NEW YORK—The case of a school speech pathologist who was denied a new contract over her refusal to sign a commitment barring her from boycotting Israel demonstrates how Texas’ anti-boycott legislation stifles free expression and violates the Constitution, PEN America said today.

As reported in the Intercept, Bahia Amawi, a contract elementary school speech pathologist in Texas was told she may no longer work with the school district after refusing to sign an oath that she “does not” and “will not” engage in a boycott of Israel. The oath also requires she not “otherwise tak[e] any action that is intended to inflict economic harm” on Israel. She sued the school district this week alleging that the Texas law regulating her free expression is a violation of her First Amendment rights. At least 26 states around the country have similar anti-boycott legislation on the books which either prohibit political or economic protest of the foreign nation and/or impose financial costs on those who exercise that constitutional right. Thirteen more states are considering such proposals.

Also this week, the Arkansas Times Limited Partnership filed a lawsuit in federal court challenging the state’s anti-boycott legislation on the basis of its violation of the First Amendment. Like Texas, Arkansas law similarly mandates that government contractors sign an oath to not boycott Israel. The lawsuit arose after the Arkansas Times was told it may no longer report on campus news without first agreeing to the state law pledge not to boycott Israel.

“Courts have ruled that participation in political and economic boycotts can constitute protected speech under the First Amendment,” said Nora Benavidez, Director of U.S. Free Expression Programs at PEN America. “Regardless of the merits of such boycotts, a system that penalizes people for expression of political beliefs is at odds with the protections afforded in the Constitution.
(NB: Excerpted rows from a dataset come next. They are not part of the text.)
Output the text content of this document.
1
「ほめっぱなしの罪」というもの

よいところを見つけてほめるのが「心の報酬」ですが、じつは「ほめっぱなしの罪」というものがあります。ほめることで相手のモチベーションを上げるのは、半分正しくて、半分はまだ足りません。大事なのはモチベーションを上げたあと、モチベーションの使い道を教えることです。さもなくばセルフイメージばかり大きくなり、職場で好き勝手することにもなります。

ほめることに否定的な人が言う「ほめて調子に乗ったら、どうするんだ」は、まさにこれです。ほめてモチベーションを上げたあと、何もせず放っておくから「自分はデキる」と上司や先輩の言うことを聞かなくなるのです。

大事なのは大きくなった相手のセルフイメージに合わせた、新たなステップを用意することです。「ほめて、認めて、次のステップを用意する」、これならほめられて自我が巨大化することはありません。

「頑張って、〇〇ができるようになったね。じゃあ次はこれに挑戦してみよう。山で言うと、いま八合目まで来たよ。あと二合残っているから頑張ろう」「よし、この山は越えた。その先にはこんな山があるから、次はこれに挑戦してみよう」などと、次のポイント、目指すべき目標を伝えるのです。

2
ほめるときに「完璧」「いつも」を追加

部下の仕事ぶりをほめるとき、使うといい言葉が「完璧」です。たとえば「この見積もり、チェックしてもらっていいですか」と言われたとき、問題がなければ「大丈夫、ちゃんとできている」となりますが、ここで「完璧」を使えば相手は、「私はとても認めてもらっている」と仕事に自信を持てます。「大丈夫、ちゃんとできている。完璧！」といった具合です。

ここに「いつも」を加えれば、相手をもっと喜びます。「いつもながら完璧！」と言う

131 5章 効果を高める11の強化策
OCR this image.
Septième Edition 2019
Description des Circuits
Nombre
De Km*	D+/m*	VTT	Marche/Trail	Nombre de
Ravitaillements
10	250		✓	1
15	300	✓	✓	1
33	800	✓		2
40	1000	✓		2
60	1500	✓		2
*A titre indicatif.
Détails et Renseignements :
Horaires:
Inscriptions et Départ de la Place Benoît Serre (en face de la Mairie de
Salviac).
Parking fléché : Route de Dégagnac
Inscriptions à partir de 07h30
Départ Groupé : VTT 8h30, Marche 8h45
The cases in Texas and Arkansas help illustrate why the trend of state governments passing anti-boycott laws poses such a threat.”

PEN America has previously reported on proposals to stifle free expression, arguing that political boycotts are constitutionally protected tools for social reform which have been used throughout this country’s history.


PEN America stands at the intersection of literature and human rights to protect open expression in the United States and worldwide. We champion the freedom to write, recognizing the power of the word to transform the world. Our mission is to unite writers and their allies to celebrate creative expression and defend the liberties that make it possible.